Come mai Carballo conosce così bene la vicenda Uribe e parte da questa per convincere Vásquez a scrivere il libro su Gaitán? Perché suo nonno aveva vissuto l’epoca in cui fu ucciso il generale Uribe e insieme al genero, il padre di Carballo, fu coinvolto nella storia di Gaitán. Erano suoi sostenitori, lo conoscevano di persona e dopo la sua morte salirono con gli altri sulle barricate per difendere la libertà che i conservatori minacciavano di togliere al Paese e qui fu il padre di Carballo a trovare la morte. Perché Carlos Carballo ha potuto conoscere suo padre solo attraverso i racconti del nonno ripetuti fino alla nausea da quando era bambino e arricchiti di particolari mentre diventava un adulto. Perché per lui il 9 aprile del 1948 è di sicuro la morte di Gaitán, ma soprattutto il giorno in cui è morto suo padre, sepolto chissà dove in una fossa comune, e dunque visitare in quel giorno la tomba del grande avvocato liberale significa omaggiare anche suo padre, ricordarlo e ricordare le ultime parole che pronunciò davanti al cadavere ancora caldo di Gaitán e alla folla che chiedeva il linciaggio dell’omicida: Tutto questo è già accaduto.
Dice Vásquez:
“Non so quando iniziai a rendermi conto che il passato del mio paese mi risultava incomprensibile e oscuro, un vero territorio di tenebre, e non riesco a ricordare il momento esatto in cui ciò che avevo ritenuto così affidabile e prevedibile – il luogo in cui sono cresciuto, di cui parlo la lingua e di cui conosco gli usi, il luogo il cui passato mi fu insegnato a scuola e all’università, il cui presente mi sono abituato a interpretare e a fingere di capire – iniziò a trasformarsi in un territorio di ombre dal quale sbucavano creature orribili non appena ci distraevamo.” (pag. 441)

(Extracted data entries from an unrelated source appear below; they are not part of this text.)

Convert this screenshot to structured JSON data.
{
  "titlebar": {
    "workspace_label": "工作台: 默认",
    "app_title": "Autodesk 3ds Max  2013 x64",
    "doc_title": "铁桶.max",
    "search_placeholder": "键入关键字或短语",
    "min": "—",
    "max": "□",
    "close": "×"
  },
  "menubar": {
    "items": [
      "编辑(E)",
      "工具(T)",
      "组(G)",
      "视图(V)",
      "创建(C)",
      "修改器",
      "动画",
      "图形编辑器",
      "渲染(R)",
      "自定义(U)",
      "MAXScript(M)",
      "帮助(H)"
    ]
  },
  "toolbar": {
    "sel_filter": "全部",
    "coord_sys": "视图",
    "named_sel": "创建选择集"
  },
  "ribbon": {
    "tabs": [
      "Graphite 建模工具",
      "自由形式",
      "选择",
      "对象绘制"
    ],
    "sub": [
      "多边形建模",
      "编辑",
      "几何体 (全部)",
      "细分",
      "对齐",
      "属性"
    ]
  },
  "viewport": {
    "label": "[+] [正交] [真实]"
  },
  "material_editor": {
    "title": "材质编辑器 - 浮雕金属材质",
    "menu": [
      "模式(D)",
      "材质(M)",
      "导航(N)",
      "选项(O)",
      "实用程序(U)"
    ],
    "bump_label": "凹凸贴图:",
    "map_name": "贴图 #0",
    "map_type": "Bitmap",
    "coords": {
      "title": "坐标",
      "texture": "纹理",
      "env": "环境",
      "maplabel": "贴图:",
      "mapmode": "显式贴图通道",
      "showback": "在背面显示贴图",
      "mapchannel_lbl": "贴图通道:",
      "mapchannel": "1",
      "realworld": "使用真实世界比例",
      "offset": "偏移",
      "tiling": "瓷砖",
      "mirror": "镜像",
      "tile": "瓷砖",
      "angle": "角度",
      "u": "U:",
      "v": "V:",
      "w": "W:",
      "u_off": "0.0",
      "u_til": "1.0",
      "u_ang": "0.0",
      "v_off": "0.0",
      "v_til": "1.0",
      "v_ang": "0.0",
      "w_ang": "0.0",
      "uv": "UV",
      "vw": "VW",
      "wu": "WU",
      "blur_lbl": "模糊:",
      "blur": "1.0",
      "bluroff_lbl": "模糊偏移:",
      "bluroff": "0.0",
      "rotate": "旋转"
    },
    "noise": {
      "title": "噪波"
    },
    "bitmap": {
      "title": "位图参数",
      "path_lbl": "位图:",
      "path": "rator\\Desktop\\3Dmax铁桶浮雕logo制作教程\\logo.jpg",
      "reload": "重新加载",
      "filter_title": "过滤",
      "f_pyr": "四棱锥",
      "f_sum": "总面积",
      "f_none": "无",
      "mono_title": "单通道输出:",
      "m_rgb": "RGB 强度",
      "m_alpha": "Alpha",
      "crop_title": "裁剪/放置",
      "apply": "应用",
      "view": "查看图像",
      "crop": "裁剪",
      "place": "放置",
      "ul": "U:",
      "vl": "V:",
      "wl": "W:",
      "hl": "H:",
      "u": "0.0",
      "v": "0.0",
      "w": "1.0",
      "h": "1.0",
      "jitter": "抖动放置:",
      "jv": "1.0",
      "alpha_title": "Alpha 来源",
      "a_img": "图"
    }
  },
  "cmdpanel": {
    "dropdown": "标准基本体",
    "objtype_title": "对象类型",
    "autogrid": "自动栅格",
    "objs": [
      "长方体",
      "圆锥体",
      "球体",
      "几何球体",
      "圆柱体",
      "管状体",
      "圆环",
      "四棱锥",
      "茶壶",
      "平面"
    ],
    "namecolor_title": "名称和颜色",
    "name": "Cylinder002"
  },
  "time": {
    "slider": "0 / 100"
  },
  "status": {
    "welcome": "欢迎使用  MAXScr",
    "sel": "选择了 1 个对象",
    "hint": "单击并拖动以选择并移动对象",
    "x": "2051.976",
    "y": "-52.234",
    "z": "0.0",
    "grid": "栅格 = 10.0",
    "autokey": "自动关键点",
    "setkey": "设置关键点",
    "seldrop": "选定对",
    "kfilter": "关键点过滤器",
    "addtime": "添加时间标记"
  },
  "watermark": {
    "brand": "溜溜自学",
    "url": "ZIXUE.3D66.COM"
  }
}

E per quanto l’autore ci rassicuri sul fatto che, esclusi i principali personaggi e gli elementi storici narrati, il resto è frutto della propria immaginazione, non riusciamo a non farci coinvolgere da una storia che ha fin troppi punti di contatto con realtà a noi ben note, da una scrittura priva di fronzoli e dalle serrate argomentazioni di chi scrive. Perché se è vero che la forma delle rovine non è per tutti uguale, le rovine stesse sono invece un triste patrimonio dell’umanità in qualunque paese essa viva.